One of the hardest decisions I have had to make is what career field to enter into. While my parents helped me to make this decision by making suggestions and guiding me the end decision was ultimately mine. An extreme parent may even make this decision for their child. However, it is not their decision to make because it is the child who must live with the results of it. In the end It is better for a child to be happy, than successful. Author Kate Wharmby Seldman is the Health and Entertainment Editor at Opposing Views and she reported on some very extreme parenting in one of her articles.

The article is about a beauty pageant mother in San Francisco who regularly injects her eight-year-old daughter with Botox to "get rid of wrinkles," so she can compete in beauty pageants. The mother claims this helps her daughter gain an edge in beauty pageants. (Seldman) This mother is not your typical kind of extreme parent. She is not pushing her daughter in school but, in beauty pageants. Many will probably agree that what this mother is doing is very extreme. While giving her daughter these injections may give her a leg up in these competitions it cannot be pleasant to receive them.

Nobody likes to get shots, especially not little girls. Plus, her daughter is so young it can have little effect anyway. This mother is causing her daughter unnecessary pain and raising her daughter to have an extremely skewed sense of self-worth. Personally, I would choose happiness over success any day. Perhaps the worst result of extreme parenting is that the bad memories will stay with the child forever. Lac Su is an executive for TalentSmart, a global think tank and management consulting firm and a writer after 5 p. m. and on the weekends.

In an article written by Su he shares his own personal experience with being the child of “tiger” parents. He begins his article with stating how horrified he was after reading about Amy Chau new book. Su describes how he was also raised by “tiger” parents and that still today he “bears the wounds” from it. Su’s parents would constantly remind him that he was stupid because he didn’t excel at school and forbid him to spend time with friends no matter how hard he worked. Perhaps the most terrifying story he tells is how his parents would force him to eat the brain of a cow every weekend in an attempt to “cure” his stupidity.
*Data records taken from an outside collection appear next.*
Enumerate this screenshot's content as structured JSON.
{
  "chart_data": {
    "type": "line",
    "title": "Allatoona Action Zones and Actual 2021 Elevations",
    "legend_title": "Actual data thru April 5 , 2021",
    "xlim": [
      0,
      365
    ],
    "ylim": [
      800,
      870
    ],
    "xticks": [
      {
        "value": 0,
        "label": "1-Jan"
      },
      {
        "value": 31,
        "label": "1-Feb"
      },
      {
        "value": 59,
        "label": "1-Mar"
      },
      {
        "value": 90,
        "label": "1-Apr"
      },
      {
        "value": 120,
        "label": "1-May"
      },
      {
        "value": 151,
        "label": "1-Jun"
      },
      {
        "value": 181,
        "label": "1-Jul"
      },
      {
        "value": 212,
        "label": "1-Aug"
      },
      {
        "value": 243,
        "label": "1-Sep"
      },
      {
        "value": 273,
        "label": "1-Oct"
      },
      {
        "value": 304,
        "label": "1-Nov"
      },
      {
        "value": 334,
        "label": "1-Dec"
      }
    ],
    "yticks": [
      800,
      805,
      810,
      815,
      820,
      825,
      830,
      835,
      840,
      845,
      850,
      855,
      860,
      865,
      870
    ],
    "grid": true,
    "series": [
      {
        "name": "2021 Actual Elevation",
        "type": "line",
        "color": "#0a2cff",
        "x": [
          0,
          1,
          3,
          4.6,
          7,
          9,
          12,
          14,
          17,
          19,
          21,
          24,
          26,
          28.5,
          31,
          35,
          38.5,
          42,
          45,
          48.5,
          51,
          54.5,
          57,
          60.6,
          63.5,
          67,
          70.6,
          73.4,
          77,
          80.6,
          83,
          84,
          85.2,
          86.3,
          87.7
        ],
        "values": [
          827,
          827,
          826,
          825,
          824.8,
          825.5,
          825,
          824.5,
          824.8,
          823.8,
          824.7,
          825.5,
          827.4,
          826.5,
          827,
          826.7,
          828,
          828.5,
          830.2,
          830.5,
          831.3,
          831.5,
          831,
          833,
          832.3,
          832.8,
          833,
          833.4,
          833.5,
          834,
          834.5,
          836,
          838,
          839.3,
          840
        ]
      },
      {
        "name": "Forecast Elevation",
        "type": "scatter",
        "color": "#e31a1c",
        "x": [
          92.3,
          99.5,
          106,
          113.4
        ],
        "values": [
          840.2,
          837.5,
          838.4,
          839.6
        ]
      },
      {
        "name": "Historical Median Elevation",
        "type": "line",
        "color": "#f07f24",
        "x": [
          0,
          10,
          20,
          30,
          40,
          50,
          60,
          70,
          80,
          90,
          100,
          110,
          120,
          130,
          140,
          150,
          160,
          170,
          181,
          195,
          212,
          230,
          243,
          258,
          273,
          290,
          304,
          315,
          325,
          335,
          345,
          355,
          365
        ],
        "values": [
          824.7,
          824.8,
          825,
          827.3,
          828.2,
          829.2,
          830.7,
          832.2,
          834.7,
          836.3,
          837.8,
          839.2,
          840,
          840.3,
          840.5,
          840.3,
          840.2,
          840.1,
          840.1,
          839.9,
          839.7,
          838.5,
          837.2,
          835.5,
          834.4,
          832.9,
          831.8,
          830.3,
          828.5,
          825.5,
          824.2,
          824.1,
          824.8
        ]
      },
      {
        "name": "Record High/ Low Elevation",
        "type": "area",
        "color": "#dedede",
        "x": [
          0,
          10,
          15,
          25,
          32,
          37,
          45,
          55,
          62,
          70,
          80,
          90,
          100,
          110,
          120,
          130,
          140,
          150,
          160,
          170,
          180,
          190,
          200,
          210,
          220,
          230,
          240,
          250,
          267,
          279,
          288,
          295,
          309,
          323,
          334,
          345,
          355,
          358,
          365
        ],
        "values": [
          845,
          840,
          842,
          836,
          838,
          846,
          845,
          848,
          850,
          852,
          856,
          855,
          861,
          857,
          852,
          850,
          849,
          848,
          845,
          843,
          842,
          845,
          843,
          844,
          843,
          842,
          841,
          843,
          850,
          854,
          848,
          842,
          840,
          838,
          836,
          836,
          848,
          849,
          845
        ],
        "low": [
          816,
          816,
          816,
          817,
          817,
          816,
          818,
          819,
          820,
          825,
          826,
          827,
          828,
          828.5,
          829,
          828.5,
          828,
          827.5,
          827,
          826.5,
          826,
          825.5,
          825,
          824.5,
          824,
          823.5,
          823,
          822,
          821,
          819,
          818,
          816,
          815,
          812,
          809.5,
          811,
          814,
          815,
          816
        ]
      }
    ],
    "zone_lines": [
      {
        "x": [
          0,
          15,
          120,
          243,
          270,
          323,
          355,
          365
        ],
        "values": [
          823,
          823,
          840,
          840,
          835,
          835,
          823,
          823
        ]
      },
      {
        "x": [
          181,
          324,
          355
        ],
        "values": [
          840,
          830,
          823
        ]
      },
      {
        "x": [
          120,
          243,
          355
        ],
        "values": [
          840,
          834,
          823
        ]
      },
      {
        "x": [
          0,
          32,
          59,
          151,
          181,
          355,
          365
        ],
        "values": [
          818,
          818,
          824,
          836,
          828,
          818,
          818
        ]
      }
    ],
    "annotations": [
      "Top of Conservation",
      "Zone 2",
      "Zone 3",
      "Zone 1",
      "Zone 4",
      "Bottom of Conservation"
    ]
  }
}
Su ends his article with a plea to Chau saying, “I would trade every last bit of my success in life to live without the deep wounds given to me by a Tiger Mother. ” (Su) Childhood experiences shape our lives and stay with us forever. Some of my fondest memories are from when I was a kid. I can remember playing outside with my siblings almost every day. We spent most of our time in the woods behind are house, exploring and playing games. Even so, my siblings and I all did well in school. We knew that we could play as long as we wanted to, as long as we finished our work first.
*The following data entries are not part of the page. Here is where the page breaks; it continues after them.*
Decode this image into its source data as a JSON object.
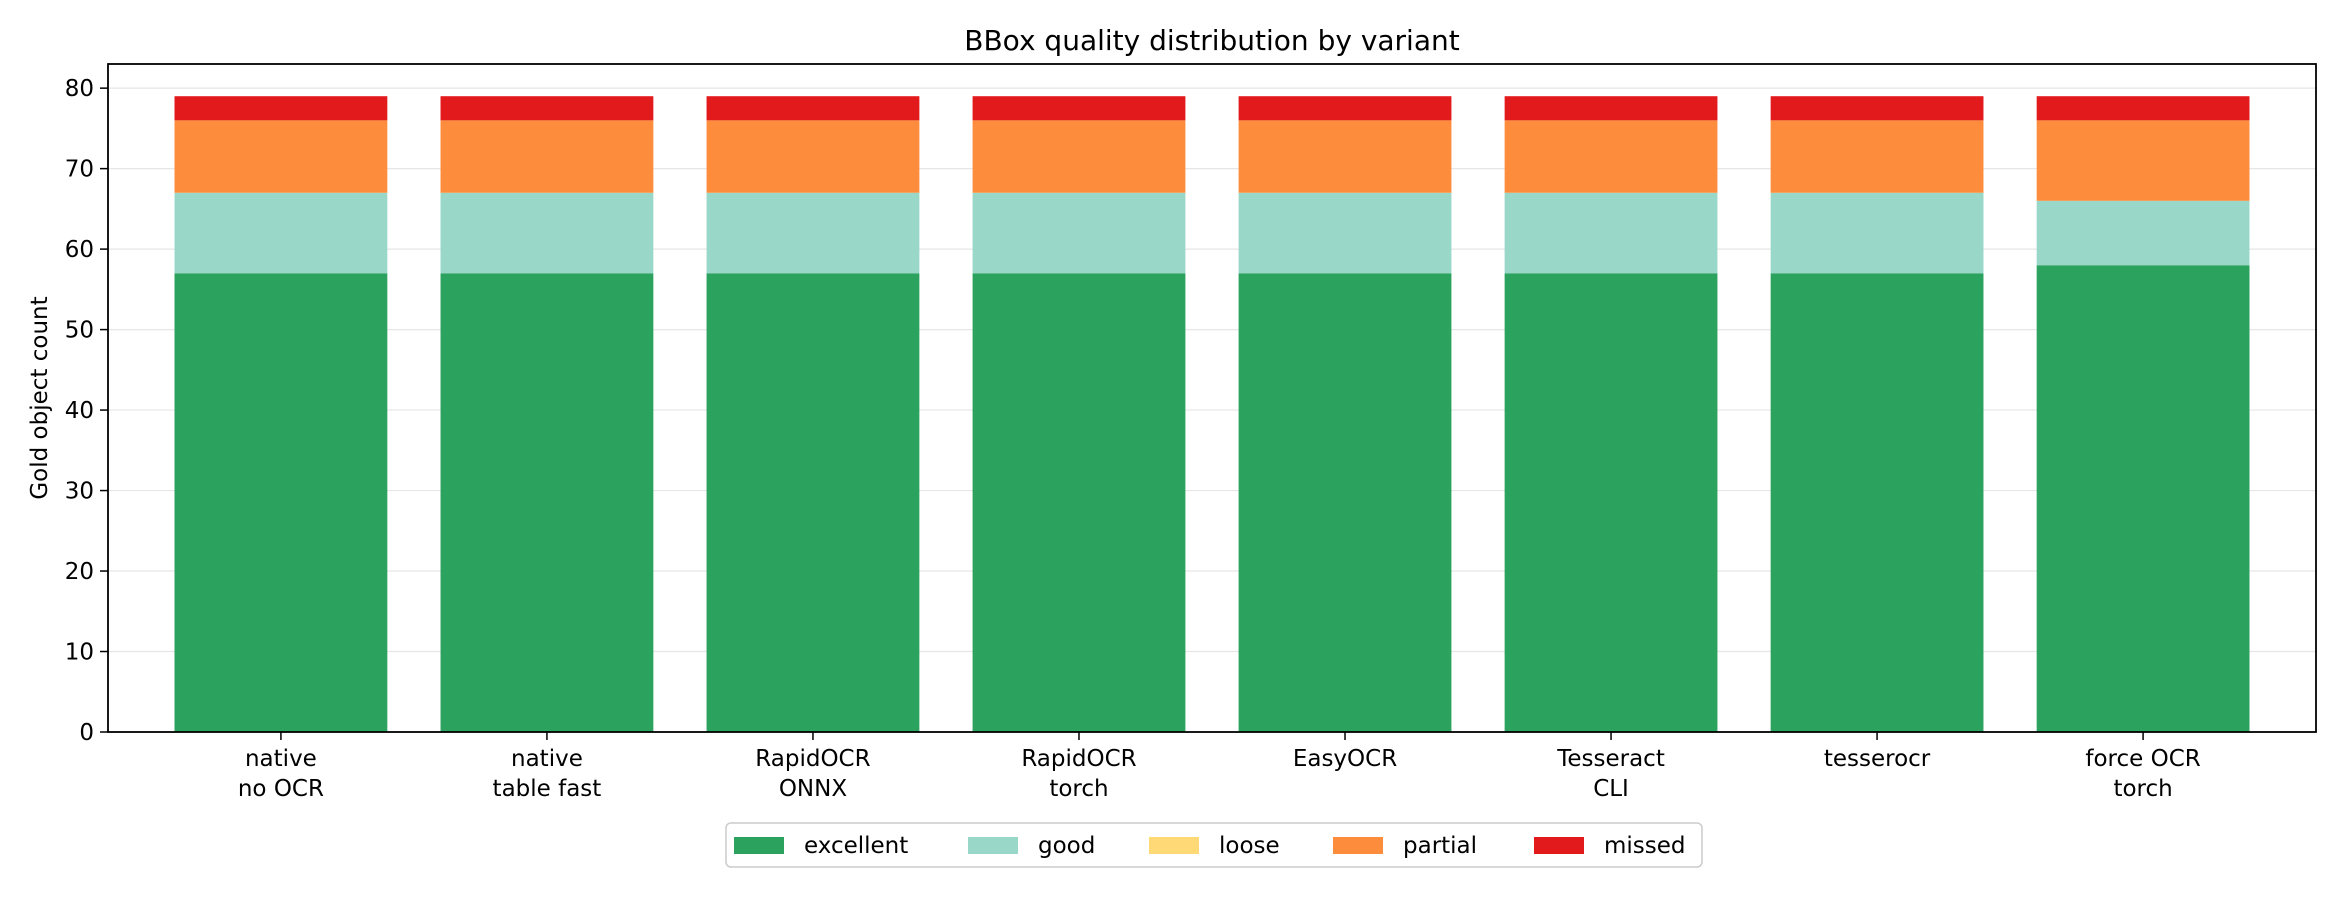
{
  "chart_data": {
    "type": "bar",
    "stacked": true,
    "title": "BBox quality distribution by variant",
    "xlabel": "",
    "ylabel": "Gold object count",
    "ylim": [
      0,
      83
    ],
    "yticks": [
      0,
      10,
      20,
      30,
      40,
      50,
      60,
      70,
      80
    ],
    "grid": "horizontal",
    "legend_position": "bottom-center",
    "categories": [
      [
        "native",
        "no OCR"
      ],
      [
        "native",
        "table fast"
      ],
      [
        "RapidOCR",
        "ONNX"
      ],
      [
        "RapidOCR",
        "torch"
      ],
      [
        "EasyOCR"
      ],
      [
        "Tesseract",
        "CLI"
      ],
      [
        "tesserocr"
      ],
      [
        "force OCR",
        "torch"
      ]
    ],
    "series": [
      {
        "name": "excellent",
        "color": "#2ca25f",
        "values": [
          57,
          57,
          57,
          57,
          57,
          57,
          57,
          58
        ]
      },
      {
        "name": "good",
        "color": "#99d8c9",
        "values": [
          10,
          10,
          10,
          10,
          10,
          10,
          10,
          8
        ]
      },
      {
        "name": "loose",
        "color": "#fed976",
        "values": [
          0,
          0,
          0,
          0,
          0,
          0,
          0,
          0
        ]
      },
      {
        "name": "partial",
        "color": "#fd8d3c",
        "values": [
          9,
          9,
          9,
          9,
          9,
          9,
          9,
          10
        ]
      },
      {
        "name": "missed",
        "color": "#e31a1c",
        "values": [
          3,
          3,
          3,
          3,
          3,
          3,
          3,
          3
        ]
      }
    ]
  }
}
Simply put childhood is the time to be a child. Extreme parents are ruining this precious time for their children. They are so concerned about their children’s future that they sacrifice the happiness and carefree experience of being a child. You only get to be young once. Parents shouldn’t spoil this experience for their children. In conclusion, extreme parenting is simply too extreme and should be avoided by parents. There is no one perfect way to raise a child, nor is there a perfect parent. Nevertheless, certain parenting techniques should never be used. “Tiger” parenting may get results but, it is not the only way.

A happy child does not spend all their time practicing the violin, doing their homework and learning to speak a foreign language. It is much easier to order someone to work harder when they are struggling, than to talk with them about why they are having problems and try to find a solution. It is okay for a parent to have high expectations for their child but they should convey those expectations in a caring and lov ing way. Discipline can be extremely beneficial to a child but too much will do the opposite. The most important thing to remember is that a child must still be allowed to be a child.